Es ist schade um diese sorgfältig produzierten Bände, die einen guten Einblick in den gegenwärtigen Stand des deutschen SF-Kurzgeschichtenschaffens bieten und im Laufe der Zeit fast alle wesentlichen deutschen SF-Autoren versammelt haben.
Es fällt auf, dass die meisten Geschichten einem bestimmten Themenkomplex angehören; was die Autoren vor allem interessiert, ist die Digitalisierung des Menschen, das Fortleben im Computer, in virtuellen Welten oder auch das Entstehen einer neuen, überindividuellen Gestalt, die sich aus einzelnen Personen zusammensetzt. Das sehen die Autoren teilweise fasziniert voll utopischer Hoffnung, meist aber als Bild eines drohenden Schreckens, der den existierenden Menschen gefährdet und auch für die Betroffenen eine Hölle bedeuten kann.

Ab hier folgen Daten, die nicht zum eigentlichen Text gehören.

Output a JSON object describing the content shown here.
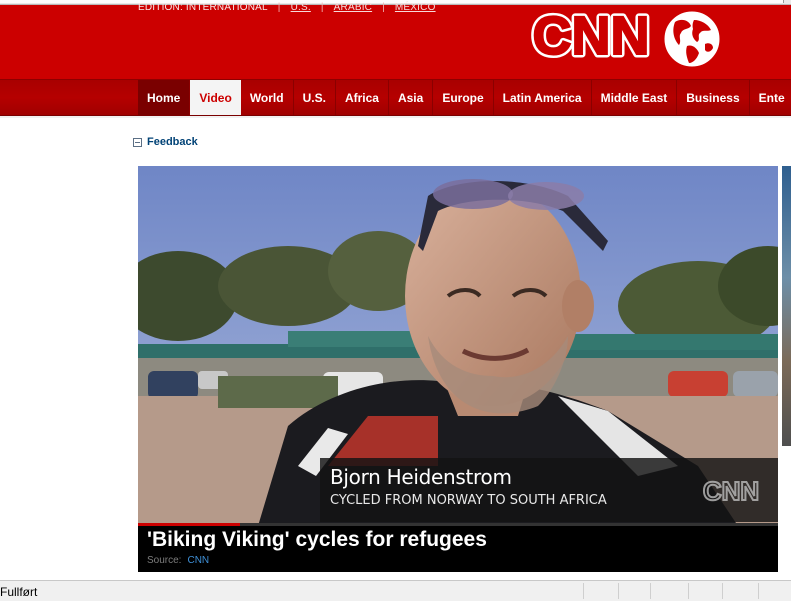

Die große Ausnahme ist die längste und auch eindringlichste Geschichte des Bandes, Marcus Hammerschmitts "Die Lokomotive", die seine Faszination der Eisenbahn spiegelt, der er schon das Sachbuch Das geflügelte Rad. Über die Vernichtung der Eisenbahn (Oktober Verlag 2002) gewidmet hat. In einer postapokalyptischen Welt über Ursachen und Ausmaße der Katastrophe erfährt man nichts, nur am Schluss liest man, dass die Städte Nordamerikas verwüstet sind und China zum Kaisertum zurückgekehrt ist taucht die Idee auf, wieder eine Dampflokomotive zu bauen. In einem südamerikanischen Staat Ladanien, der nach "der Revolution" nach kommunistischem Muster organisiert ist, wird der Bau einer Lokomotive als staatswichtiges Projekt angegangen, etwa von der Bedeutung wie die Elektrifizierung oder der Bau interkontinentaler Raketen; der Held ist ein Maschinist, der als Ingenieur arbeitet, ohne es zu sein, und sich seine Kenntnisse erst mühsam aneignen muss, sich mit der Parteibürokratie herumschlägt, ständig mit der Bedrohung lebt, als Staatsfeind verurteilt zu werden, und den schließlich auch dieses Schicksal ereilt. Die Enttäuschungen und Triumphe des Projekts, die Höhen und Tiefen, die Hindernisse, Hürden und Antriebe schildert der Autor komplex und eindringlich, so dass die nostalgisch angehauchte Geschichte beklemmende Überzeugungskraft erlangt.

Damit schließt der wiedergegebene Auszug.